Kreispolizeibehörde Viersen

POL-VIE: Kempen: Navidiebe unterwegs

Kempen:Kempen: (ots)

Bislang drei Anzeigen musste die Polizei im Laufe des Vormittags aufnehmen, da Navidiebe in der Nacht zu Mittwoch ihr Unwesen in Kempen getrieben haben. Auf der Auguste-Tibus-Straße bauten sie nach Einschlagen einer Scheibe das fest eingebaute Navigationssystem Sowie das Lenkrad mit Airbag aus einem BMW aus. (siehe Foto) Der Benutzer des Fahrzeugs wurde seit Dezember 2015 nunmehr zum fünften Mal Opfer der Navidiebe.
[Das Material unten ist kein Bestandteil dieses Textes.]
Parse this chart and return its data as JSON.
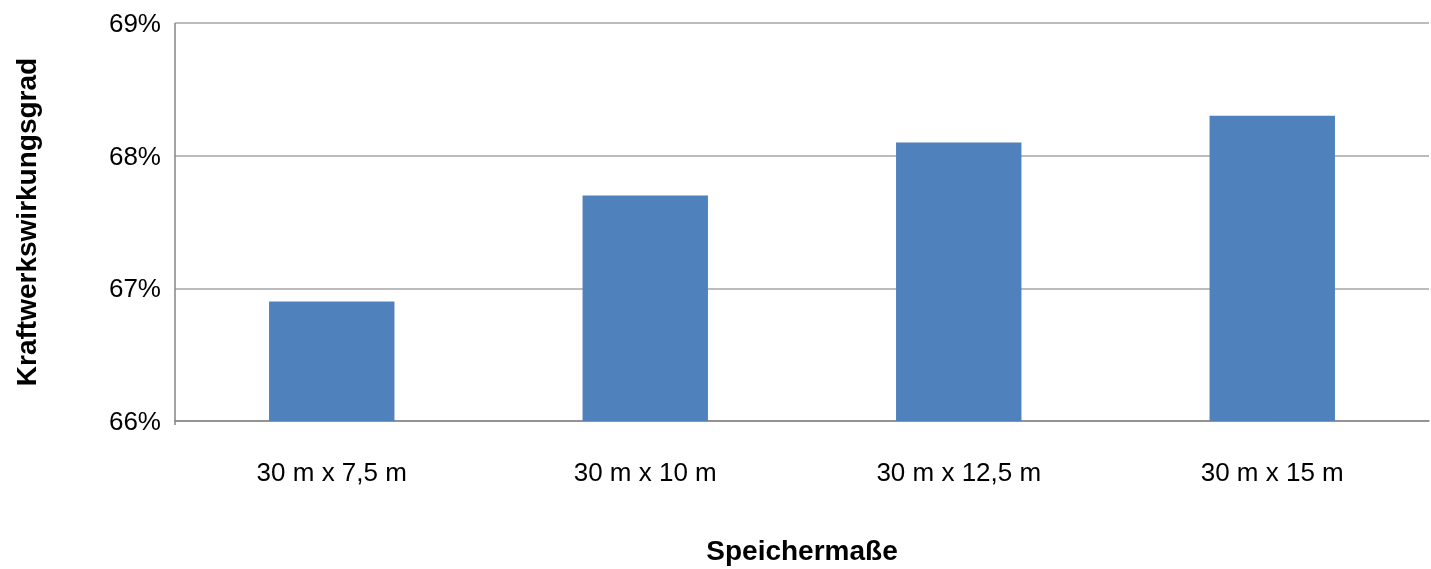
{
  "chart_data": {
    "type": "bar",
    "xlabel": "Speichermaße",
    "ylabel": "Kraftwerkswirkungsgrad",
    "categories": [
      "30 m x 7,5 m",
      "30 m x 10 m",
      "30 m x 12,5 m",
      "30 m x 15 m"
    ],
    "values": [
      66.9,
      67.7,
      68.1,
      68.3
    ],
    "color": "#4f81bd",
    "ylim": [
      66,
      69
    ],
    "yticks": [
      {
        "value": 66,
        "label": "66%"
      },
      {
        "value": 67,
        "label": "67%"
      },
      {
        "value": 68,
        "label": "68%"
      },
      {
        "value": 69,
        "label": "69%"
      }
    ],
    "grid": "y"
  }
}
Im Dezember waren die Täter erfolgreich gewesen, während sie im Januar, Februar und März mit ihrem Vorhaben gescheitert waren. Es ist bekannt, dass die Navidiebe gerne nach Aufbrüchen zu denselben Fahrzeugen zurückkehren, denn da sind sie sicher, dass sie mit den nach der Ersttat ersetzten Geräten neuwertige Beute machen. Vermutlich durch Ausspionieren der Funkverbindung ("Keyless-System) öffneten die Täter auf der Hellnerstraße einen VW und bauten das fest installierte Navigationsgerät aus. Die Tat dürfte gegen 02:30 Uhr geschehen sein. Um 03:45 Uhr wurde der Besitzer eines BMW auf der Lilienstraße von der Alarmanlage des Autos aufgeschreckt. Die Diebe hatten eine Seitenscheibe zum Fahrzeug eingeschlagen. Vermutlich flüchteten sie unerkannt ohne Beute, als der Bewohner die Rollladen hochzog, um Nachschau zu halten.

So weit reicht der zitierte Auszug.